Once we left the deli a hundred dollars poorer but with a hundred dollars worth of delicious junk food, we happened upon the Frankfort Farmer’s Market. Although it was a chilly 50 degrees with a wind to make it even more refreshing, we stopped. We found some fresh organic garlic. At that booth, they also featured smoked garlic, which I had never had before, so I bought smoked garlic, Lovely bought regular garlic to make her pickled cucumbers. The young lady who waited on us was from Wisconsin, and I discussed how to plant and grow garlic with her. I learned a lot. She then sold me a loaf of freshly baked garlic rye bread.

At the next booth, I bought a couple of ears of sweet corn and a single Hungarian banana pepper.

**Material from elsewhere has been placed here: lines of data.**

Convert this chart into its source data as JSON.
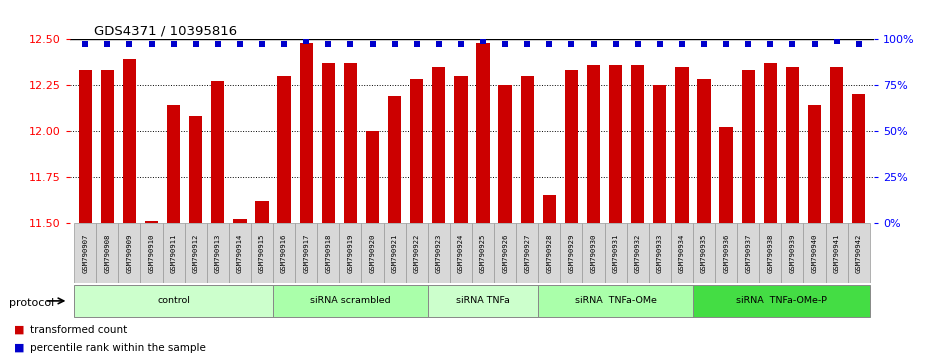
{
  "title": "GDS4371 / 10395816",
  "samples": [
    "GSM790907",
    "GSM790908",
    "GSM790909",
    "GSM790910",
    "GSM790911",
    "GSM790912",
    "GSM790913",
    "GSM790914",
    "GSM790915",
    "GSM790916",
    "GSM790917",
    "GSM790918",
    "GSM790919",
    "GSM790920",
    "GSM790921",
    "GSM790922",
    "GSM790923",
    "GSM790924",
    "GSM790925",
    "GSM790926",
    "GSM790927",
    "GSM790928",
    "GSM790929",
    "GSM790930",
    "GSM790931",
    "GSM790932",
    "GSM790933",
    "GSM790934",
    "GSM790935",
    "GSM790936",
    "GSM790937",
    "GSM790938",
    "GSM790939",
    "GSM790940",
    "GSM790941",
    "GSM790942"
  ],
  "bar_values": [
    12.33,
    12.33,
    12.39,
    11.51,
    12.14,
    12.08,
    12.27,
    11.52,
    11.62,
    12.3,
    12.48,
    12.37,
    12.37,
    12.0,
    12.19,
    12.28,
    12.35,
    12.3,
    12.48,
    12.25,
    12.3,
    11.65,
    12.33,
    12.36,
    12.36,
    12.36,
    12.25,
    12.35,
    12.28,
    12.02,
    12.33,
    12.37,
    12.35,
    12.14,
    12.35,
    12.2
  ],
  "percentile_values": [
    97,
    97,
    97,
    97,
    97,
    97,
    97,
    97,
    97,
    97,
    99,
    97,
    97,
    97,
    97,
    97,
    97,
    97,
    99,
    97,
    97,
    97,
    97,
    97,
    97,
    97,
    97,
    97,
    97,
    97,
    97,
    97,
    97,
    97,
    99,
    97
  ],
  "protocols": [
    {
      "label": "control",
      "start": 0,
      "end": 9,
      "color": "#ccffcc"
    },
    {
      "label": "siRNA scrambled",
      "start": 9,
      "end": 16,
      "color": "#aaffaa"
    },
    {
      "label": "siRNA TNFa",
      "start": 16,
      "end": 21,
      "color": "#ccffcc"
    },
    {
      "label": "siRNA  TNFa-OMe",
      "start": 21,
      "end": 28,
      "color": "#aaffaa"
    },
    {
      "label": "siRNA  TNFa-OMe-P",
      "start": 28,
      "end": 36,
      "color": "#44dd44"
    }
  ],
  "ylim_left": [
    11.5,
    12.5
  ],
  "ylim_right": [
    0,
    100
  ],
  "yticks_left": [
    11.5,
    11.75,
    12.0,
    12.25,
    12.5
  ],
  "yticks_right": [
    0,
    25,
    50,
    75,
    100
  ],
  "bar_color": "#cc0000",
  "percentile_color": "#0000cc",
  "bar_width": 0.6
}
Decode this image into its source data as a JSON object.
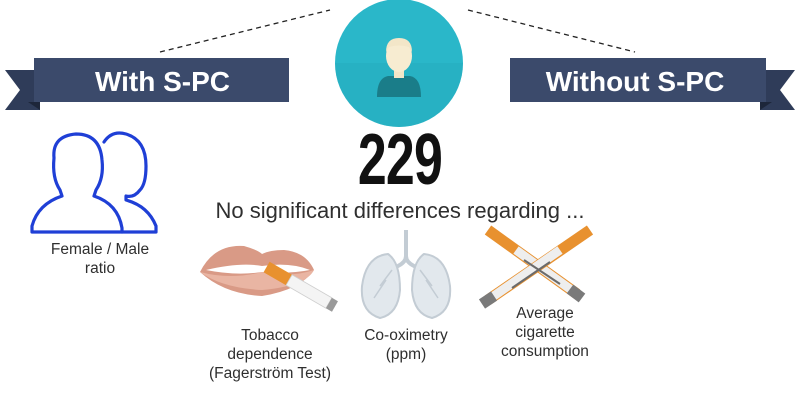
{
  "left_group": {
    "label": "With S-PC"
  },
  "right_group": {
    "label": "Without S-PC"
  },
  "total": "229",
  "subtitle": "No significant differences regarding ...",
  "items": {
    "ratio": {
      "line1": "Female / Male",
      "line2": "ratio"
    },
    "dependence": {
      "line1": "Tobacco",
      "line2": "dependence",
      "line3": "(Fagerström Test)"
    },
    "cooximetry": {
      "line1": "Co-oximetry",
      "line2": "(ppm)"
    },
    "consumption": {
      "line1": "Average",
      "line2": "cigarette",
      "line3": "consumption"
    }
  },
  "colors": {
    "ribbon": "#3b4a6b",
    "ribbon_dark": "#2a3652",
    "circle": "#2ab7c9",
    "people_outline": "#1f3fd6",
    "cigarette_orange": "#e8912f",
    "lips": "#d99a86",
    "lungs": "#dfe5ea"
  },
  "icons": [
    "person-icon",
    "two-people-icon",
    "lips-cigarette-icon",
    "lungs-icon",
    "crossed-cigarettes-icon"
  ]
}
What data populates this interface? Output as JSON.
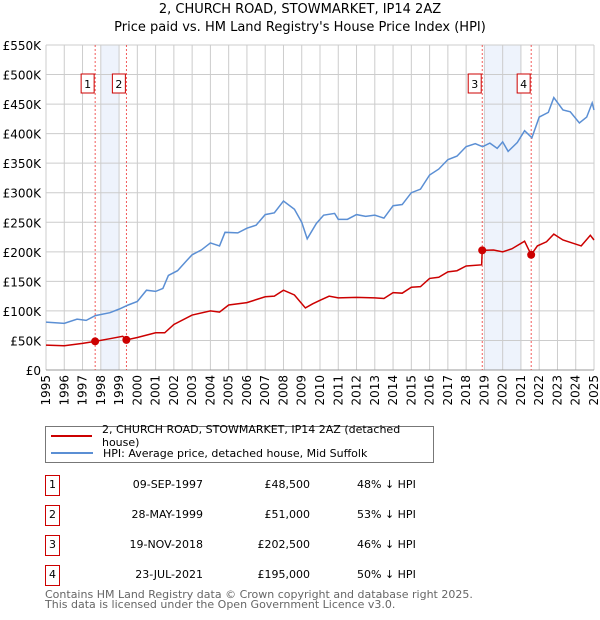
{
  "title": "2, CHURCH ROAD, STOWMARKET, IP14 2AZ",
  "subtitle": "Price paid vs. HM Land Registry's House Price Index (HPI)",
  "colors": {
    "property": "#cc0000",
    "hpi": "#5b8fd4",
    "shade": "#eef3fc",
    "grid": "#cccccc"
  },
  "chart_data": {
    "type": "line",
    "xlim": [
      1995,
      2025
    ],
    "ylim": [
      0,
      550000
    ],
    "yticks": [
      {
        "v": 0,
        "l": "£0"
      },
      {
        "v": 50000,
        "l": "£50K"
      },
      {
        "v": 100000,
        "l": "£100K"
      },
      {
        "v": 150000,
        "l": "£150K"
      },
      {
        "v": 200000,
        "l": "£200K"
      },
      {
        "v": 250000,
        "l": "£250K"
      },
      {
        "v": 300000,
        "l": "£300K"
      },
      {
        "v": 350000,
        "l": "£350K"
      },
      {
        "v": 400000,
        "l": "£400K"
      },
      {
        "v": 450000,
        "l": "£450K"
      },
      {
        "v": 500000,
        "l": "£500K"
      },
      {
        "v": 550000,
        "l": "£550K"
      }
    ],
    "xticks": [
      1995,
      1996,
      1997,
      1998,
      1999,
      2000,
      2001,
      2002,
      2003,
      2004,
      2005,
      2006,
      2007,
      2008,
      2009,
      2010,
      2011,
      2012,
      2013,
      2014,
      2015,
      2016,
      2017,
      2018,
      2019,
      2020,
      2021,
      2022,
      2023,
      2024,
      2025
    ],
    "series": [
      {
        "name": "2, CHURCH ROAD, STOWMARKET, IP14 2AZ (detached house)",
        "color": "#cc0000",
        "points": [
          [
            1995,
            42
          ],
          [
            1996,
            41
          ],
          [
            1997,
            45
          ],
          [
            1997.69,
            48.5
          ],
          [
            1998.5,
            53
          ],
          [
            1999.2,
            57
          ],
          [
            1999.4,
            51
          ],
          [
            2000,
            55
          ],
          [
            2001,
            63
          ],
          [
            2001.5,
            63
          ],
          [
            2002,
            77
          ],
          [
            2003,
            93
          ],
          [
            2004,
            100
          ],
          [
            2004.5,
            98
          ],
          [
            2005,
            110
          ],
          [
            2006,
            114
          ],
          [
            2007,
            124
          ],
          [
            2007.5,
            125
          ],
          [
            2008,
            135
          ],
          [
            2008.6,
            127
          ],
          [
            2009.2,
            105
          ],
          [
            2009.6,
            112
          ],
          [
            2010,
            118
          ],
          [
            2010.5,
            125
          ],
          [
            2011,
            122
          ],
          [
            2012,
            123
          ],
          [
            2013,
            122
          ],
          [
            2013.5,
            121
          ],
          [
            2014,
            131
          ],
          [
            2014.5,
            130
          ],
          [
            2015,
            140
          ],
          [
            2015.5,
            141
          ],
          [
            2016,
            155
          ],
          [
            2016.5,
            157
          ],
          [
            2017,
            166
          ],
          [
            2017.5,
            168
          ],
          [
            2018,
            176
          ],
          [
            2018.85,
            178
          ],
          [
            2018.88,
            202.5
          ],
          [
            2019.5,
            203
          ],
          [
            2020,
            200
          ],
          [
            2020.5,
            205
          ],
          [
            2021.2,
            218
          ],
          [
            2021.56,
            195
          ],
          [
            2021.9,
            210
          ],
          [
            2022.4,
            217
          ],
          [
            2022.8,
            230
          ],
          [
            2023.3,
            220
          ],
          [
            2023.8,
            215
          ],
          [
            2024.3,
            210
          ],
          [
            2024.8,
            228
          ],
          [
            2025,
            220
          ]
        ]
      },
      {
        "name": "HPI: Average price, detached house, Mid Suffolk",
        "color": "#5b8fd4",
        "points": [
          [
            1995,
            81
          ],
          [
            1996,
            79
          ],
          [
            1996.7,
            86
          ],
          [
            1997.2,
            84
          ],
          [
            1997.7,
            92
          ],
          [
            1998.5,
            97
          ],
          [
            1999,
            103
          ],
          [
            1999.5,
            110
          ],
          [
            2000,
            116
          ],
          [
            2000.5,
            135
          ],
          [
            2001,
            133
          ],
          [
            2001.4,
            138
          ],
          [
            2001.7,
            160
          ],
          [
            2002.2,
            168
          ],
          [
            2002.7,
            185
          ],
          [
            2003,
            195
          ],
          [
            2003.5,
            203
          ],
          [
            2004,
            215
          ],
          [
            2004.5,
            210
          ],
          [
            2004.8,
            233
          ],
          [
            2005.5,
            232
          ],
          [
            2006,
            240
          ],
          [
            2006.5,
            245
          ],
          [
            2007,
            263
          ],
          [
            2007.5,
            266
          ],
          [
            2008,
            286
          ],
          [
            2008.6,
            272
          ],
          [
            2009,
            250
          ],
          [
            2009.3,
            222
          ],
          [
            2009.8,
            248
          ],
          [
            2010.2,
            262
          ],
          [
            2010.8,
            265
          ],
          [
            2011,
            255
          ],
          [
            2011.5,
            255
          ],
          [
            2012,
            263
          ],
          [
            2012.5,
            260
          ],
          [
            2013,
            262
          ],
          [
            2013.5,
            257
          ],
          [
            2014,
            278
          ],
          [
            2014.5,
            280
          ],
          [
            2015,
            300
          ],
          [
            2015.5,
            306
          ],
          [
            2016,
            330
          ],
          [
            2016.5,
            340
          ],
          [
            2017,
            356
          ],
          [
            2017.5,
            362
          ],
          [
            2018,
            378
          ],
          [
            2018.5,
            383
          ],
          [
            2018.9,
            378
          ],
          [
            2019.3,
            384
          ],
          [
            2019.7,
            375
          ],
          [
            2020,
            386
          ],
          [
            2020.3,
            370
          ],
          [
            2020.8,
            385
          ],
          [
            2021.2,
            405
          ],
          [
            2021.6,
            393
          ],
          [
            2022,
            428
          ],
          [
            2022.5,
            436
          ],
          [
            2022.8,
            461
          ],
          [
            2023.3,
            440
          ],
          [
            2023.7,
            437
          ],
          [
            2024.2,
            418
          ],
          [
            2024.6,
            428
          ],
          [
            2024.9,
            452
          ],
          [
            2025,
            440
          ]
        ]
      }
    ],
    "sales": [
      {
        "n": "1",
        "x": 1997.69,
        "y": 48.5
      },
      {
        "n": "2",
        "x": 1999.4,
        "y": 51
      },
      {
        "n": "3",
        "x": 2018.88,
        "y": 202.5
      },
      {
        "n": "4",
        "x": 2021.56,
        "y": 195
      }
    ],
    "shaded": [
      [
        1998,
        1999
      ],
      [
        2019,
        2021
      ]
    ]
  },
  "legend": [
    "2, CHURCH ROAD, STOWMARKET, IP14 2AZ (detached house)",
    "HPI: Average price, detached house, Mid Suffolk"
  ],
  "transactions": [
    {
      "n": "1",
      "date": "09-SEP-1997",
      "price": "£48,500",
      "hpi": "48% ↓ HPI"
    },
    {
      "n": "2",
      "date": "28-MAY-1999",
      "price": "£51,000",
      "hpi": "53% ↓ HPI"
    },
    {
      "n": "3",
      "date": "19-NOV-2018",
      "price": "£202,500",
      "hpi": "46% ↓ HPI"
    },
    {
      "n": "4",
      "date": "23-JUL-2021",
      "price": "£195,000",
      "hpi": "50% ↓ HPI"
    }
  ],
  "footer": [
    "Contains HM Land Registry data © Crown copyright and database right 2025.",
    "This data is licensed under the Open Government Licence v3.0."
  ]
}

The wind chill affected Lovely’s attitude, so we made a beeline for the car. Except, I stopped at a booth selling apples, blueberries, and a few vegetables. I made the fatal mistake of asking where the man in the booth was from. It turns out he, lived within two miles of our family farm in Covert, Michigan. I’ve never found anyone who knows that Covert actually exists, much less to be your neighbor. We talked about the chilly weather, and he told me that last night in Covert, they had sleet. Sleet, for the uninformed, is frozen water falling from the heavens. Talking about frozen water was the final nail in our Farmer’s Market coffin, and we then did high tail it to the car.

Once back home and warmed up, I had to try my purchases. I made a small plate of garlic rye bread topped with chunks of salt pork, and a shot of potato vodka on the side. It was delicious and reminded me of sitting next to Dad while he cut the bread and the pork into little chunks for us to eat. Dad never drank vodka with his snacks, and come to think of it, he didn’t drink vodka at all. The next generation always has to add a new dimension to the story.